Lo miramos. Señaló al Auriga, al Cochero. Un coche, un charco. Hablaba muy bajo, su rostro parecía brillar. Me llamó la atención lo mucho que se parecía al padre Fermi. Los dos debían de ser igual de viejos, pero «vejez» ya no era la categoría con la que podían ser descritas sus vidas. Estaban más allá del tiempo: transparentes, liberados, muy por delante de nosotros.
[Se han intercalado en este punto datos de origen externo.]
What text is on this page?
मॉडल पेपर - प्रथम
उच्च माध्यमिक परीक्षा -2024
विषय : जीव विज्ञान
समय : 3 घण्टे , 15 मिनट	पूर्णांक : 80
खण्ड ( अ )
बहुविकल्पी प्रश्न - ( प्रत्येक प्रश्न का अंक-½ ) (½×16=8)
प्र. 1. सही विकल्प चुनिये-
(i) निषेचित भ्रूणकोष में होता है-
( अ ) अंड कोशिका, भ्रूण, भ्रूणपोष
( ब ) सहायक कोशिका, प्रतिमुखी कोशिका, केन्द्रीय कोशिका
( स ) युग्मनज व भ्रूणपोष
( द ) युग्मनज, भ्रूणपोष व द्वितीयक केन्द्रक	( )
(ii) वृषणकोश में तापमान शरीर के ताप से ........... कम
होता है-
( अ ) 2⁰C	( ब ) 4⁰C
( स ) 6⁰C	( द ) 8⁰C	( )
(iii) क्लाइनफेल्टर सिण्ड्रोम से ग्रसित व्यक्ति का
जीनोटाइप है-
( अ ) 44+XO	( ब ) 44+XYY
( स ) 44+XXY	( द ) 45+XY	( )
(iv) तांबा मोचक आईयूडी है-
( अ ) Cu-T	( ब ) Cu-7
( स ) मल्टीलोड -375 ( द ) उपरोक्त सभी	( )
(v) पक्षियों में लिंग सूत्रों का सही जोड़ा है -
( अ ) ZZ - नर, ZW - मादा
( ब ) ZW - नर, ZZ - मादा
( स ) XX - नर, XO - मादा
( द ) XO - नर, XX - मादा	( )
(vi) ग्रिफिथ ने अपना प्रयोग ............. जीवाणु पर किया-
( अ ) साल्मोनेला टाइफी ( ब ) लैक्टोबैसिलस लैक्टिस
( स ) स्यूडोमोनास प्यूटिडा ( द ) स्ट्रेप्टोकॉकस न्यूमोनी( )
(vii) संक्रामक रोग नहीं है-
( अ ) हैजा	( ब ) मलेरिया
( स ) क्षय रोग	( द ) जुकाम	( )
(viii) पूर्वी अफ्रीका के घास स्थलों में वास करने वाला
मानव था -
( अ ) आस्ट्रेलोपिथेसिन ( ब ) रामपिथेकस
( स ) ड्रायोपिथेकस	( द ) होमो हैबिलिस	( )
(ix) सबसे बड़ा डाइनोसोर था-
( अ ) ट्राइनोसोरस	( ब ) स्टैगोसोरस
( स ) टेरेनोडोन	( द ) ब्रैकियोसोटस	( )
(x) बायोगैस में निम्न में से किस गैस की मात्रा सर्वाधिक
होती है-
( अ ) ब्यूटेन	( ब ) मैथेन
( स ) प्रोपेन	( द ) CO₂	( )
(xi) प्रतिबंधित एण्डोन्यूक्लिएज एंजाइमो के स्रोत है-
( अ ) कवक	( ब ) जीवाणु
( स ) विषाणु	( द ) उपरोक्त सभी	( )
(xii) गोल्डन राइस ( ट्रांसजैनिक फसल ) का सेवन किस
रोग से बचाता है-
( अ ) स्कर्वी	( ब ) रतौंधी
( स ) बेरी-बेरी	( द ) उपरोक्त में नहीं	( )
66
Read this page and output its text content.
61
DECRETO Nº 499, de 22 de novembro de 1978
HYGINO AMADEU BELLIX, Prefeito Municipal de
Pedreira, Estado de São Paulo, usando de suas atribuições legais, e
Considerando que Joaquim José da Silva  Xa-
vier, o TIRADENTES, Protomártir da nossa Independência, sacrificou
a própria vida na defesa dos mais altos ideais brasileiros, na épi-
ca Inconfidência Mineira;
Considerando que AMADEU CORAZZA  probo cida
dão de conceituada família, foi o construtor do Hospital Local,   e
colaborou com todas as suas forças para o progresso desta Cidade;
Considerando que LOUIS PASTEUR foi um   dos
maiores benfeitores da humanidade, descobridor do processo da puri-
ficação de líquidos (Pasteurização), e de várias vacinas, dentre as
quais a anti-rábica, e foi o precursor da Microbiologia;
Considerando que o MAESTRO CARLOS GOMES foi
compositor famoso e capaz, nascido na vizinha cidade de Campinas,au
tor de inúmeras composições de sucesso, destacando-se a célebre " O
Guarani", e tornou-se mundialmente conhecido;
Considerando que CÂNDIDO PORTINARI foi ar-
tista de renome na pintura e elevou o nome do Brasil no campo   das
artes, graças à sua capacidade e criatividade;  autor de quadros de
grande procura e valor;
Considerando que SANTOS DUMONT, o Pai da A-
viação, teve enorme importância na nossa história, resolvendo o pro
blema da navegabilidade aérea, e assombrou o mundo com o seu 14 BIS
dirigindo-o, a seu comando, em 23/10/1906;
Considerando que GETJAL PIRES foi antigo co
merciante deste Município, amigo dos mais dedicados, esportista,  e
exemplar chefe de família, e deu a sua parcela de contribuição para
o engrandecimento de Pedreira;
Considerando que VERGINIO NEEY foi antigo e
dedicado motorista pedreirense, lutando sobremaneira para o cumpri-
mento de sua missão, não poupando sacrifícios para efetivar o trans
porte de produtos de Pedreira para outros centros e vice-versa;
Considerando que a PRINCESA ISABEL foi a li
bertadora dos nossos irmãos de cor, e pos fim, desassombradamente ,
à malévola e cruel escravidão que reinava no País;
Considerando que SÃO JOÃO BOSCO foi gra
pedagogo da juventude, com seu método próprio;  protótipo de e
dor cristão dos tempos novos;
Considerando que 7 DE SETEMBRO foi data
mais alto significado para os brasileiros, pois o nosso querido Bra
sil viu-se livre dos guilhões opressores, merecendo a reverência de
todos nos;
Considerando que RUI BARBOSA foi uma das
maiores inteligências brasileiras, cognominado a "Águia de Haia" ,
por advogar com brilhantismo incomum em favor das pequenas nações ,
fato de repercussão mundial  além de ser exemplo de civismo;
Abrevé mis dragones en el Charco del Cielo,
y até sus riendas al árbol Fu-Sang.
Rompí una rama del árbol Ruo para golpear
con ella al Sol…

—Vean ustedes —dijo—, nosotros también dábamos nombres a las estrellas, pero éstos eran nombres diferentes de los de ustedes. Fue muy temprano en la historia, aún no conocíamos su mitología —sus ojos resplandecían irónicos—. Fue demasiado breve; también hubiera sido demasiado breve si hubiera durado milenios…, toda mi vida la he pasado con ella.

—¿Y el poema? —pregunté—. En nuestra mitología son caballos los que surcan el cielo, no dragones.

—Es de Qu Yuan —dijo el profesor Deng—, pero usted seguramente no lo conocerá. Uno de nuestros clásicos. Anterior a su Ovidio —parecía como si se disculpara—. También Qu Yuan fue desterrado. También él se queja de su soberano, de los bajos tipos de los que éste se rodea, la decadencia en la corte —rió—. También para nosotros el sol es conducido a lo largo del cielo, lo que ocurre es que el cochero no era un hombre, como su Febo Apolo, sino una mujer. Y nosotros no teníamos sólo un sol, sino diez. Dormían en las ramas del árbol Fu-Sang, un árbol gigantesco en el confín occidental del mundo, allí donde está su Atlas. En nuestra tierra los poetas y chamanes hablan de las constelaciones como si existieran realmente. Su Auriga es nuestro Charco del Cielo, un lago que realmente existe, en el que el dios lava su cabello; como también existe una canción en la que el dios del Sol bebe vino junto con la Osa Mayor.